Barroso and Van Rompuy states its confidence on the euro area

The President of the European Commission, José Manuel Barrosso and the President of the European Council, Herman Van Rompuy stated in different press releases its confidence on the euro area, specially with regard to the latest developments in the sovereign bond markets of Italy and Spain.

Both presidents, Mr Van Rompuy and Mr Barroso, stressed that the concerns regarding Italy and Spain are clearly unwarranted on the basis of economic and budgetary fundamentals and the steps that these two Member States are already taking to reinforce those fundamentals. The tensions in bond markets reflect a growing concern among investors about the systemic capacity of the euro area to respond to the evolving crisis, according to Mr Barroso.

On 21 of July, the Heads of State and Government of the euro area met in order to reach an agreement to solve the situation in Greece. They reaffirmed their commitment to ensure the financial stability of the euro area. Among the measures, they will support a new programme for Greece, together with the IMF and the voluntary contribution of the private sector. With the new measures, the Council intends to stop the risk of contagion, improving the Greek debt sustainability as well as improving the Eurozone's crisis management. According to Mr Barroso, the necessary technical work to implement the measures agreed on 21 July is already underway and will be completed as a matter of urgency.
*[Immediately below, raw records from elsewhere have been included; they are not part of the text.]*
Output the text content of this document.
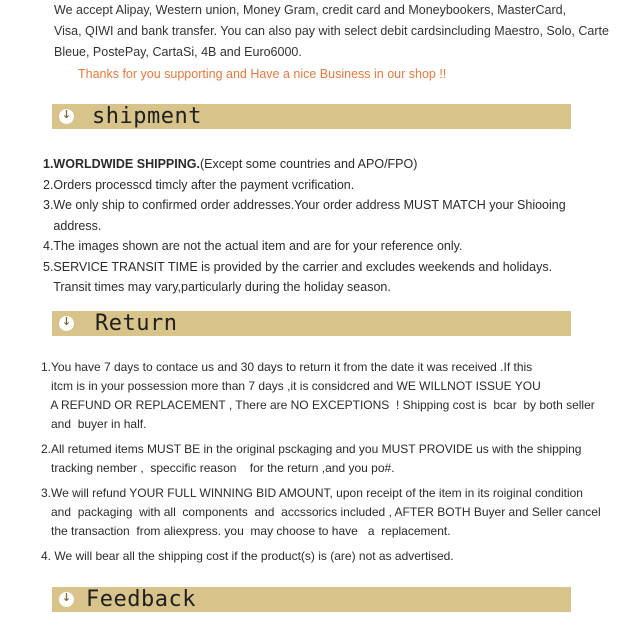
We accept Alipay, Western union, Money Gram, credit card and Moneybookers, MasterCard,

Visa, QIWI and bank transfer. You can also pay with select debit cardsincluding Maestro, Solo, Carte

Bleue, PostePay, CartaSi, 4B and Euro6000.

Thanks for you supporting and Have a nice Business in our shop !!
↓ shipment

1.WORLDWIDE SHIPPING.(Except some countries and APO/FPO)

2.Orders processcd timcly after the payment vcrification.

3.We only ship to confirmed order addresses.Your order address MUST MATCH your Shiooing

address.

4.The images shown are not the actual item and are for your reference only.

5.SERVICE TRANSIT TIME is provided by the carrier and excludes weekends and holidays.

Transit times may vary,particularly during the holiday season.

↓ Return

1.You have 7 days to contace us and 30 days to return it from the date it was received .If this
itcm is in your possession more than 7 days ,it is considcred and WE WILLNOT ISSUE YOU
A REFUND OR REPLACEMENT , There are NO EXCEPTIONS  ! Shipping cost is  bcar  by both seller
and  buyer in half.

2.All retumed items MUST BE in the original psckaging and you MUST PROVIDE us with the shipping
tracking nember ,  speccific reason    for the return ,and you po#.

3.We will refund YOUR FULL WINNING BID AMOUNT, upon receipt of the item in its roiginal condition
and  packaging  with all  components  and  accssorics included , AFTER BOTH Buyer and Seller cancel
the transaction  from aliexpress. you  may choose to have   a  replacement.

4. We will bear all the shipping cost if the product(s) is (are) not as advertised.

↓ Feedback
He also added that the Commission services are actively supporting the Member States in this technical work. Implementation of some of these measures will also require actions by national parliaments and he also will send a letter to the Heads of State and Government urging them to ensure that these actions are taken without delay.

Mr Van Rompuy stated also that the Council want to put an end to speculation about the debt elsewhere in the euro area. He also reminded that for such goal he put two actions in place: first, the involvement of the Private Sector. The Council understand that markets always fear the unilateral modification of the terms of contract, even if this is voluntary as is the case now with private creditors alleviating some of Greece's debt burden. Private Sector Involvement will not be used in other cases. Second, the Council decided to allow the EFSF and the ESM to intervene on a precautionary basis, providing the possibility to draw on the resources if need be in order to prevent healthy euro area economies from being cut off from funding through vagaries in the markets. Mr Vompuy is confidence that where needed national parliaments will approve of these new instruments rapidly.

The President of the Council also stated is astonishment on the increase of cost of borrowing for a number of euro area countries since 21 of July. Although, all macro economic fundamentals point in the opposite direction. According to him, Italy will generate a primary surplus in 2011 and, with the additional austerity package just adopted will have a balanced budget in 2014. Spain has a low debt stock around 70%, below the EU and the Euro area average, and has taken measures to reduce its deficit and boost growth. He underlined that in all these cases, the current market assessment of risks are totally out of line with the fundamentals and it is ludicrous that CDS-rankings put these countries in the top tier of default risk countries.